Morham: The Search For A Lost East Lothian Castle

In the 12th century an imposing castle overlooked a secluded river valley near Haddington in East Lothian. The tower was the residence of the Morham family, who give their name to the village found there today. By the 18th century the castle was gone, destroyed and the stone robbed for the construction of other buildings. No trace is visible today, though the position is marked on several historic maps.


Thomas de Morham, previously known as Thomas Malherbe, was granted the lands of Morham in the 12th century. It is likely that the castle in some form also dates from this century. The Morhams owned the lands until 1322 when the estate passed into the hands of Sir John Gifford, of Yester. The lands of Morham change hands several times, even being granted by kings. In 1585, the document that grants Morham and Hailes to Francis Stewart, mentions the “tower” and “fortalice” of Morham; confirming the presence of a fortified structure on the site. The castle was fortified again in 1593 and after this there are few mentions of the castle until the 18th century. The old Statistical Account of the 1790s mentions that “although there is not one stone of the castle… left upon another, yet there are many people alive who remember the remains of it, and speak of it as a large extensive structure”.

The Site?

The site of Morham Castle is best known from the mapping evidence. Below is an extract from the 1st Edition Ordnance Survey Map where the “Site of Morham Castle” is marked. The site of Morham Castle is also mentioned in the old Statistical Account of the 1790s and is stated to have been “on an eminence, near the church”. Similarly, the new Statistical Account states that it is “on a point of land near the church, and overlooking the glen below”.

You can look for evidence of the castle’s location on the National Library’s mapping website, here.

Trench seven revealed a layer of crushed stone and mortar rich in finds of animal bone, oyster shells and medieval pottery, just under the topsoil, which appeared to form a demolition deposit; and on the removal of this material larger stones began to appear. When fully revealed, these stones formed part of the foundation of a substantial, curving stone wall. A large cut had been excavated to insert the wall foundations, which had been constructed of large sub rounded and sub squared stones and boulders, aligned to form the outer and inner faces of the wall and smaller stones packed with sandy gravel forming the inner fill material. The wall was at least 2m thick at its widest point and appears to have belonged to a large rounded tower or stair tower; suggesting that it could have once formed part of Morham Castle. The finds from the rubble and mortar layer suggest occupation of the site from the 12th to the 18th century which is also consistent with the historical evidence for the occupation of Morham Castle.
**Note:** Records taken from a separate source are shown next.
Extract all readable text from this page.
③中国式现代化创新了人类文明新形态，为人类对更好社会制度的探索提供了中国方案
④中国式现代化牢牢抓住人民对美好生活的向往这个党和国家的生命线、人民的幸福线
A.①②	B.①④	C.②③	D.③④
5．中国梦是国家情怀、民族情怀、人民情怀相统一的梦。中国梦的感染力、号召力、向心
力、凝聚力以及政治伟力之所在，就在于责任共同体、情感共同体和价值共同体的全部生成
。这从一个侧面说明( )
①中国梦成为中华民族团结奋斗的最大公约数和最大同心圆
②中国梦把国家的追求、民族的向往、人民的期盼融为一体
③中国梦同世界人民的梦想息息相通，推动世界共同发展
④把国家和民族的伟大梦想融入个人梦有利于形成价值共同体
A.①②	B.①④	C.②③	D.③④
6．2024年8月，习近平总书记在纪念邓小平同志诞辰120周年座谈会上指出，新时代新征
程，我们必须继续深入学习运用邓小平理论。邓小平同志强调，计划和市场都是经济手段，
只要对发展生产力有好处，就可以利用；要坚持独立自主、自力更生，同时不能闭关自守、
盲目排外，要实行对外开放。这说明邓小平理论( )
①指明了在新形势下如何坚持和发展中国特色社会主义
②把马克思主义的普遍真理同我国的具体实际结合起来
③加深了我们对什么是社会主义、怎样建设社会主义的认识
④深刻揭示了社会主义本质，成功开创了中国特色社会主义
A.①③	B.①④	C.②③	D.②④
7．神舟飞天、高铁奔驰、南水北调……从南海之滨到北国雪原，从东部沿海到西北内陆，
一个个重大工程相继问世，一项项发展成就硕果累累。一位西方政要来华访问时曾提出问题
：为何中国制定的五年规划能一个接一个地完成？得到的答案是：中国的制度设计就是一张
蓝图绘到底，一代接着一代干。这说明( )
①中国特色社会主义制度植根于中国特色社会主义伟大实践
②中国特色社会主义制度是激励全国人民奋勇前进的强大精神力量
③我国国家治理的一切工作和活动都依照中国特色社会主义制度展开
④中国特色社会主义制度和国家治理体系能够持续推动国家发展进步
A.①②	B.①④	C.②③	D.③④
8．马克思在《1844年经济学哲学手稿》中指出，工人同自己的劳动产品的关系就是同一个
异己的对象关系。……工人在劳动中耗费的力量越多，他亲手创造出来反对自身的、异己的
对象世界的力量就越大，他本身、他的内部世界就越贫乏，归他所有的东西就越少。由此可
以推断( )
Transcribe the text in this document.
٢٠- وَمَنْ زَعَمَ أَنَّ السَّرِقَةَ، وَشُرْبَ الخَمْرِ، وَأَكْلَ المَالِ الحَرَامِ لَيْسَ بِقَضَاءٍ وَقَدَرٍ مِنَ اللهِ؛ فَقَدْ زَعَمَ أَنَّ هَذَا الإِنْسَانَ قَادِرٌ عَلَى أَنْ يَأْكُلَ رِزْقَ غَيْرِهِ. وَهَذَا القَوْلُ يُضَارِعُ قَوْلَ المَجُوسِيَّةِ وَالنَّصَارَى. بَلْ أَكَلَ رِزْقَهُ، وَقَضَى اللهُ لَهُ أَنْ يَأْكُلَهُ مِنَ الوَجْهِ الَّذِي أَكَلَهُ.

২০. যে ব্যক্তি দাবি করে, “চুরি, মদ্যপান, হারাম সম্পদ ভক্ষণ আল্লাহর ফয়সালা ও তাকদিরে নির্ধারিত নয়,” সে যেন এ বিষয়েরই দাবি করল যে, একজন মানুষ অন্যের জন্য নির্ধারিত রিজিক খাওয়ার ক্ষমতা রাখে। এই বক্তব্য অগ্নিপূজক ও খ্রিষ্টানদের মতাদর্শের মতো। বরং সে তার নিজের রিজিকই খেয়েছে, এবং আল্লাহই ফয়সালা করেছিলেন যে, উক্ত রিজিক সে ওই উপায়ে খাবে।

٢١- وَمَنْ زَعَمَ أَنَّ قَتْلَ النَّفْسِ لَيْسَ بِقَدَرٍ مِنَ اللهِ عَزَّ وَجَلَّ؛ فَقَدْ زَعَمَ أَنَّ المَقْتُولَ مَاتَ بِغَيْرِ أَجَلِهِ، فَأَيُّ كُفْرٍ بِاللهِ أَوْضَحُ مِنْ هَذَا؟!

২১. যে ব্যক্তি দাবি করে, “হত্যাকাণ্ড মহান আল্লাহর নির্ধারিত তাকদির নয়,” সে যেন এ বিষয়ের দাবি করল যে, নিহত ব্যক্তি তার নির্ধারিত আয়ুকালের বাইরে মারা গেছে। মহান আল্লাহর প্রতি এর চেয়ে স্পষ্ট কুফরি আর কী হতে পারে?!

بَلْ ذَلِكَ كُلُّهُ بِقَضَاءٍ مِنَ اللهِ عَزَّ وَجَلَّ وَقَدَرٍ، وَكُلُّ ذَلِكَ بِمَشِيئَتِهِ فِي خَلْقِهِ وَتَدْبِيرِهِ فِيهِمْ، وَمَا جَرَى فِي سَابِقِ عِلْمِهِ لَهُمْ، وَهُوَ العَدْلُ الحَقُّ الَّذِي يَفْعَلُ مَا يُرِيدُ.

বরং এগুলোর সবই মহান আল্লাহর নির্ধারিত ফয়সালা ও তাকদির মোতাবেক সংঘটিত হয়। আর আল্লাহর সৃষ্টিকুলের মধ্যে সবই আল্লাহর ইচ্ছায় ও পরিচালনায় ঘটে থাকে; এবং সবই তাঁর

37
Several of the other trenches (6, 2 and 9) revealed shallow linear features which contained pottery of a medieval or later date, although it is unclear whether these features are contemporary with the castle.

Trench 7
Features in T7

During the excavation, participants received training in archaeological drawing, metal detecting, survey, site formation and recording, and artefact recovery and recording. During our metal detecting of the spoil heaps from the trenches, one of our youngest volunteers even found a coin.

We are now back in the lab, washing the finds and processing the samples. Analysis of the finds and radiocarbon dates obtained from our samples will hopefully confirm the dates for our features. We’ll update this page once our analyses are complete.